Barbecue events like the one in Oakland have been instrumental in gathering people and stirring conversation throughout encampments around the East Bay.
Manka-White said NeighborAid has helped nearly 80 unhoused people in Oakland and Richmond file for the stimulus payments.
Even though the tax deadline was extended to May 17 this year, Manka-White said NeighborAid would continue helping unhoused people file their taxes into the summer and fall. This is because people legally have three years from the date their tax return is due to collect tax refunds. The IRS also has three years for audits and 10 years for debt collection.
>>>Read: Tax Day 2021: What You Need to Know
The next hurdle for people who don’t have permanent addresses is either setting up direct deposit to those who do have bank accounts or else finding a reliable address to which the IRS can send their payment.
“A lot of people have some address, whether it’s a friend or relative,” Manka-White said. “There are some organizations, everything from churches to, every now and then, shelters. But sometimes even a market, some place down the street, a grocery store that they know the owners. One time, I used my own address.”
NeighborAid started helping unhoused people apply for stimulus money in October. Once people were in the system to receive their March 2020 stimulus check, they were automatically eligible for the October payment as well.
But the April 2021 stimulus is different.

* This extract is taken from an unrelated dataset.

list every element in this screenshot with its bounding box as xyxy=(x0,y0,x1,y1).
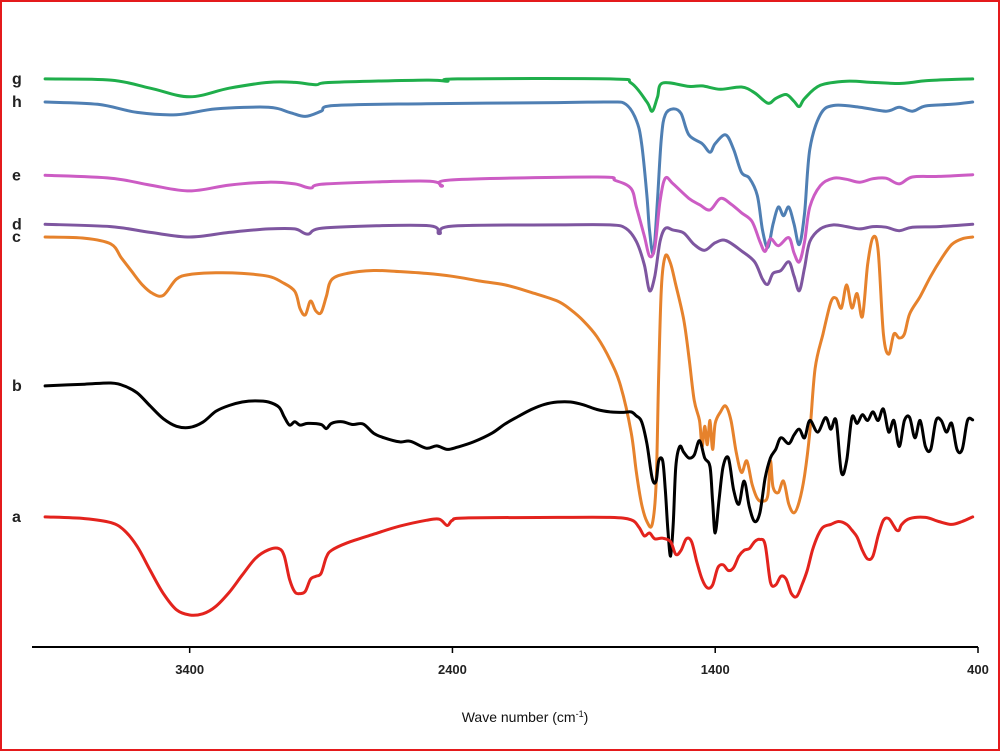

In the first two rounds, people did not necessarily need to file taxes to get their stimulus checks. Now, individuals have to file a 2020 tax return to receive the third economic impact payment. If they are eligible but did not receive any of the payments, they can get the money by claiming the Recovery Rebate Credit. However, if they owe any money to the government, the IRS can use those stimulus funds to pay off the debts.
For unhoused people who have internet access, NeighborAid will help them file their taxes online using TurboTax. For everyone else, they fill out paper forms.
“We have the papers that we bring, like all the forms properly filled out already as much as needed, walk them through everything in detail so they understand,” Manka-White said. “We bring envelopes, the stamps, and then we give them the option to mail it as soon as we’re done. Or at the end of every session, we stop by a post office and mail it immediately if they want us to mail it for them.”
Taran has a smartphone and can use it to file her taxes online. She makes her phone available to other people experiencing homelessness who need to file their taxes.
“My phone is unreliable as my electricity is unreliable,” Taran said. “I don’t have a way of charging up my phone. I have to go back and forth to my car to charge my phone. So that’s a drag.”
Even though Taran has applied for the stimulus payments, she said there are other people experiencing homelessness reluctant to engage with government agencies like the IRS. Part of this may be because of the loopholes in the Recovery Rebate claim, where the stimulus money can be taken by the IRS to pay off any back taxes or debts that individuals owe.
“There’s always that feeling that there’ll be some sort of punitive fallout for any sort of interaction with them,” Taran said. “They wind up stealing money from you… or they’ll say, oh, well actually, you owe this much in back taxes. People just don’t trust the government very much.”